Warga Venezuela, dalam pemilu presiden kali ini, memilih dua kandidat, yaitu Presiden sementara Nicolas Maduro, yang berjanji melanjutkan kebijakan politik Chavez, serta kandidat dari kelompok oposisi yaitu Henrique Capriles.

Wartawan BBC di Ibu kota Venezeula, Caracas, mengatakan, ada suasana tegang yang mewarnai dua kubu politik yang saling bersaing.

Klaim kecurangan

Mereka dilaporkan sangat serius melihat proses penghitungan untuk memastikan sejauhmana dukungan pemilih atas kandidat mereka.

Hal ini terjadi setelah kedua pihak mengisyaratkan sebagai pemenang pemilu dan menganggap lawannya melakukan kecurangan.

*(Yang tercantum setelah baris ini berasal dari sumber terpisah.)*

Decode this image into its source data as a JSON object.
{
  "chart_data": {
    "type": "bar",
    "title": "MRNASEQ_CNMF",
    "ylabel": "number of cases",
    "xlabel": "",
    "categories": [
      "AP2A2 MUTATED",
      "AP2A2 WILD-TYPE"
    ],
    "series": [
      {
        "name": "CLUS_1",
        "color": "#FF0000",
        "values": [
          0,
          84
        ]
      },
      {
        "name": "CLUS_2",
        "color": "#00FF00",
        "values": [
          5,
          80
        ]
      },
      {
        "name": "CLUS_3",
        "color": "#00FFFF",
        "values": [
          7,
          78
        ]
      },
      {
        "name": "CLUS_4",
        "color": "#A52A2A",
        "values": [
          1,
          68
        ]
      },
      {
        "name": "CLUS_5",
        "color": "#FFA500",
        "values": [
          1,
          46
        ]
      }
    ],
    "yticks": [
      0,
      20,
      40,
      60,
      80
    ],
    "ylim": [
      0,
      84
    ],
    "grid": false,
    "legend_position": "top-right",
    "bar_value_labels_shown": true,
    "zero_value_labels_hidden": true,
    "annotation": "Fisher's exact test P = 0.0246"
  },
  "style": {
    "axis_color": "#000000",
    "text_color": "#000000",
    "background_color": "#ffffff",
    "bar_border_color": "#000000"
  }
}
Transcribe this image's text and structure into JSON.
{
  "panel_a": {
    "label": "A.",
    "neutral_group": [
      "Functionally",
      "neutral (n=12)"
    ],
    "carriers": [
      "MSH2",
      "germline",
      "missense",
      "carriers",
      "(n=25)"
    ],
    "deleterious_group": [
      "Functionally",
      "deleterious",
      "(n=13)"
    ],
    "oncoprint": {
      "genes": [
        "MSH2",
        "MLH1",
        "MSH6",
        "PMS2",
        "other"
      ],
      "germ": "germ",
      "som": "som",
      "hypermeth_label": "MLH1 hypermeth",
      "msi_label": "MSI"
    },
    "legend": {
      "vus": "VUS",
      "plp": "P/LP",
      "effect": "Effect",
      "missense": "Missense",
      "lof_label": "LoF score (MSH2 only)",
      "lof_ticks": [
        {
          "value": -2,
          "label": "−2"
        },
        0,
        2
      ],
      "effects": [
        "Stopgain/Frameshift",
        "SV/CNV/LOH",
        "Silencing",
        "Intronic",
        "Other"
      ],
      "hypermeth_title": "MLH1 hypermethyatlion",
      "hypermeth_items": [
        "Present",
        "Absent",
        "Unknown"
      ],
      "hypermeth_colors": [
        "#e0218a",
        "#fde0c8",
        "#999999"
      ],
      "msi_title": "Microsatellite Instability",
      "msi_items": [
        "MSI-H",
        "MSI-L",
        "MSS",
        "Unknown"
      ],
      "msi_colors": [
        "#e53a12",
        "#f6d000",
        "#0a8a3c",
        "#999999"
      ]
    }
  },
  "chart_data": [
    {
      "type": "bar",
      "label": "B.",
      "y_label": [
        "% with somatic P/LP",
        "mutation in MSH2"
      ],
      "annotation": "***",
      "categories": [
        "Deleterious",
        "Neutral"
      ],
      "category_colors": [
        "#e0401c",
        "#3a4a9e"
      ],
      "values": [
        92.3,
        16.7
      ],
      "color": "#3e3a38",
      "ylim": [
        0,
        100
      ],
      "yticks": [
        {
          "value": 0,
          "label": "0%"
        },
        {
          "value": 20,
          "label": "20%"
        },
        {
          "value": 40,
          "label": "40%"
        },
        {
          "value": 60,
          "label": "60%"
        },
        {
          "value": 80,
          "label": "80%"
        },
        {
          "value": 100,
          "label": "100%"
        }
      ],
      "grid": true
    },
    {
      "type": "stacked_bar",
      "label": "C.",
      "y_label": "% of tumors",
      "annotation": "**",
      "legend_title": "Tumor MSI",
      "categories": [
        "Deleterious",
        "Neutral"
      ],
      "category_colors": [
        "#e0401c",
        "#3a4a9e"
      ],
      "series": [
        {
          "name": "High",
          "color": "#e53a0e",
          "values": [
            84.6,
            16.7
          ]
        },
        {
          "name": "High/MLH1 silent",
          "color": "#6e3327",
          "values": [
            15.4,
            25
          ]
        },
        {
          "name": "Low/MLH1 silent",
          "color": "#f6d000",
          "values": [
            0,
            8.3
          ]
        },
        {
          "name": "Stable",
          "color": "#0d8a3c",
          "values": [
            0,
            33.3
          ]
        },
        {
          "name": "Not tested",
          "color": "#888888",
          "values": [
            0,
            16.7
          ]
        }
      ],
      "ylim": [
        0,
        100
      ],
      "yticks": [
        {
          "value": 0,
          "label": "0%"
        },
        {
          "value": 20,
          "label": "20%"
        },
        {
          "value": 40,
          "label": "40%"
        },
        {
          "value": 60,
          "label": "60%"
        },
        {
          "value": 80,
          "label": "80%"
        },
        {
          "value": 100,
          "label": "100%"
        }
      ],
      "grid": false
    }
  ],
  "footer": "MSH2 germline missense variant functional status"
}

Suasana tegang di Venezuela sudah terlihat semenjak Nicloas Maduro berpidato pada pekan lalu yang isinya dianggap mengancam calon pemilih yang tidak memilihnya.

Dalam pidatonya, Maduro menyatakan, kutukan akan menimpa Venezuela apabila mereka tidak memilih dirinya dalam pemilu presiden.

Dia juga menyebut pesaingnya dari kubu oposisi, Henrique Capriles seperti pasukan Spanyol yang telah memerangi warga asli di negara itu pada abad ke-16 lalu.